Trump arts council appointee sues Grand Hotel over memorabilia
The sale of the Grand Hotel is final.
But now there's a lawsuit filed by an appointee of President Donald Trump, claiming the hotel owners sold the interior designer's personal belongings.
Carleton Varney claims the Grand Hotel was sold with some of his presidential and Hollywood memorabilia inside.
His Saginaw attorney says the hotel's new owners won't give it back.
"He had been the chief designer for the Grand Hotel as far as the interior, in fact the Grand Hotel is what it is today because of Carlton Varney," says Varney's attorney, Victor Mastromarco, Jr.
The 83-year-old Varney is considered one the most famous interior designers in the world.
"He has decorated hotels all over the world," Mastromarco says.
Varney has a residence in Palm Beach, Florida, and another in New York.
"He has a condominium in the Trump Tower so he knows him well," says Mastromarco.
Well enough that the President appointed Varney to the National Council for the Arts, an appointment that has not been approved yet.
For about 43 years, Varney worked on the interior design of the Grand Hotel on Mackinac Island. We talked to him at the hotel in 1983.
"But when we do classic suites, like this presidential suite, I do the real thing," he said.
Many of the suites has his own personal touch, like signed presidential photos and pictures.
"He lent those items to them so it would make the suite even more elegant and special," says Mastromarco.
One of those items include a framed dress that once belonged to actress Joan Crawford. Mastromarco, says Varney was blindsided when the Grand Hotel was sold, despite previous public denials by the owners.
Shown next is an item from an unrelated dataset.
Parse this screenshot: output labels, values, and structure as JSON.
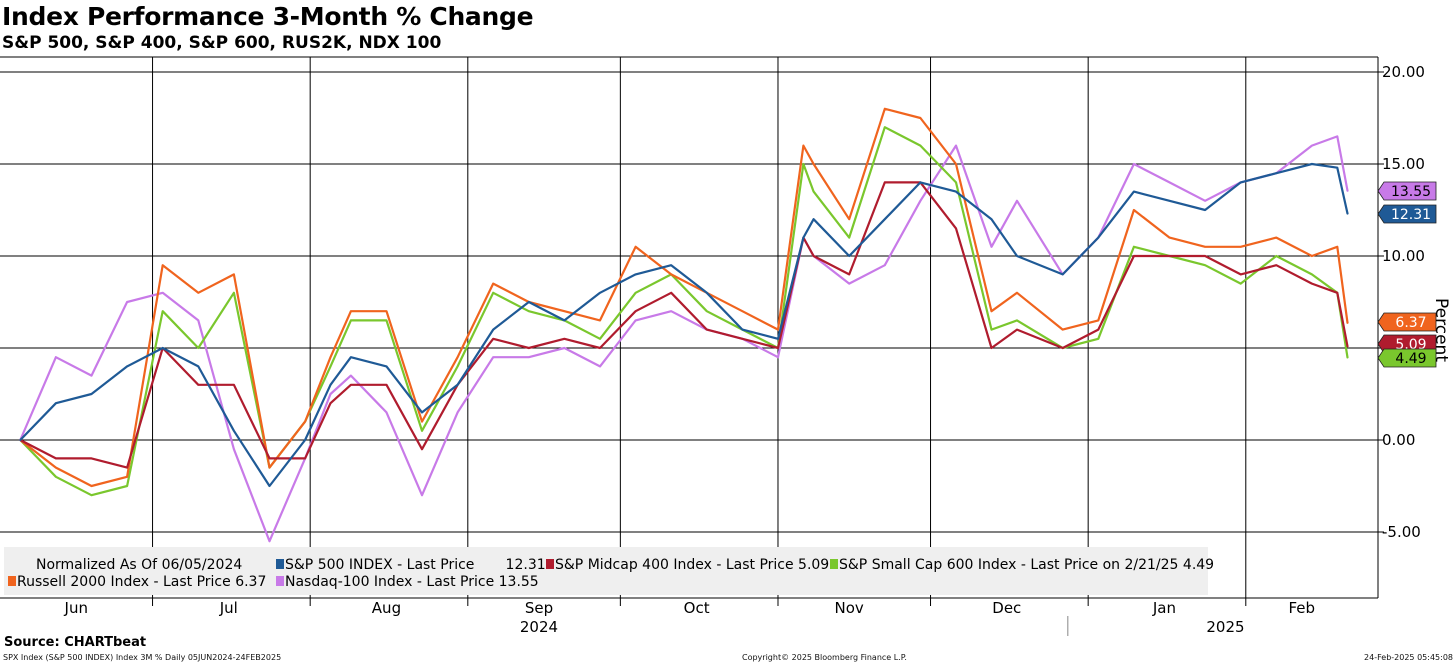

"The hotel was essentially sold without telling him about it, even though they were in constant contact with him, and they hid it from him and they used the memorabilia as part of the selling point for the hotel," says Mastromarco.
Mastromarco also claims Dan Musser, whose family sold the hotel to KSL Capital Partners, told Varney the new owners wanted a young interior designer.
Varnery is suing for age discrimination, and the conversion of his property.
"He is very disappointed with the Mussers, that why he is suing them after all these years," he says.
We could not reach Dan Musser III, who remains chairman of the hotel or the Grand Hotel Holding Company, which is also named in the lawsuit, for comment.
The lawsuit is filed in Washtenaw County Circuit Court.